Is she exhausted by Twitter? The latter, they say, is good for quickly spreading news. Ok, what else? There is a simple thesis: it is easier for people to generate content in small formats. And even easier for people to work on complex things collectively. For example, the vast majority of modern scientific articles are co-authored. Moreover, a scientific article is a relatively large format that was once set by the existence of paper journals. There it would simply be impossible to publish short abstracts in one sentence. In fact, the ideas of articles can often be presented briefly “on the fingers”, almost in twitter-format. Scientific activity is not the only relevant example. Habr's experience is also interesting - the size of posts is influenced by positioning the resource as serious, where you cannot abuse the attention of a large audience by publishing short thoughts immediately after they appear in your head. By the way, as I understand it, you can not publish a post in Habré in collaboration, which raises the requirements for a single author.
However, people often have raw thoughts in which, nevertheless, “there is something”. The ability to publish them, at least in some special category of short posts, would probably significantly accelerate the interaction in a group of people with similar interests.

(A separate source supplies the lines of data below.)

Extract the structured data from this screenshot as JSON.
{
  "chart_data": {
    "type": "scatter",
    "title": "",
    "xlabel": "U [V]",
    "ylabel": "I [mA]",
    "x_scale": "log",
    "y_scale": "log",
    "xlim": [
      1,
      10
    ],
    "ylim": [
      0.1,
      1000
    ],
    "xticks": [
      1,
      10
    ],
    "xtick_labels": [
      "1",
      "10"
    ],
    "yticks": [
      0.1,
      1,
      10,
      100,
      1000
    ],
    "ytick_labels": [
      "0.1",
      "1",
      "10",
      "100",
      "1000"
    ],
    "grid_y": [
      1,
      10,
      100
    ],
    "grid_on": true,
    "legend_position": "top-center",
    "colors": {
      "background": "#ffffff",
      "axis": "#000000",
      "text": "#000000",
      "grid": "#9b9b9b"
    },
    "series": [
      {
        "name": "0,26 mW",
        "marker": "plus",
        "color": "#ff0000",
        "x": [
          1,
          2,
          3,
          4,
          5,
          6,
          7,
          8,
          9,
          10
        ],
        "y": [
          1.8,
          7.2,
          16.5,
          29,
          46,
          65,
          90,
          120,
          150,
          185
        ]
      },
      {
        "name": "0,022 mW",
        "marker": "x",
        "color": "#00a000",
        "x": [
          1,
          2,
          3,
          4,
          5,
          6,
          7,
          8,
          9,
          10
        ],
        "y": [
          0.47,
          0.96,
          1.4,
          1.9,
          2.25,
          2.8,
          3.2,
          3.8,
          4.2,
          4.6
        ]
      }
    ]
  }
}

And in some cases would have led to serious results and articles. I don’t have to do this on Habré - I’m talking about the need for new resources with small-formatted content, focused on serious applications. Type of crowdsourcing. Or, as I call crowdsolving, when there is no specific customer, but there is free collective creativity to solve interesting problems. The latter things even represent the trend.
It seems to me that it also interestingly lies in the concept of the “Internet of data”, in contrast to the Internet sites proposed by one of the founding fathers (I forgot the link). In the tradition of the semantic web, assign URIs to anything,
including even real-world objects . Short claims of significance could also have their own URI. Assigning a URI to a small content object with meta-data about the author would be somewhat similar to publishing an article in journals or resources like Habr.
In conclusion, I want to note the idea that has already been
expressed . For convenience of perception, people broke up large forms derived from the “paper heritage” into various categories - review, essay, review, interview, etc. The division of small format content into categories also exists - argument, thesis, consideration, opinion, comment, question etc. I think that in future resources this categorization will somehow be explicitly declared, because assigning status to the content helps to recognize it and makes it easier to work with it, and even in part can serve to rank the content (for example, in the perception of This argument has a higher status than opinion).
')
Update from 11/11/2012 Shkolnik received an investment in the development of a mobile application that automatically compresses news to 400 characters, keeping their meaning.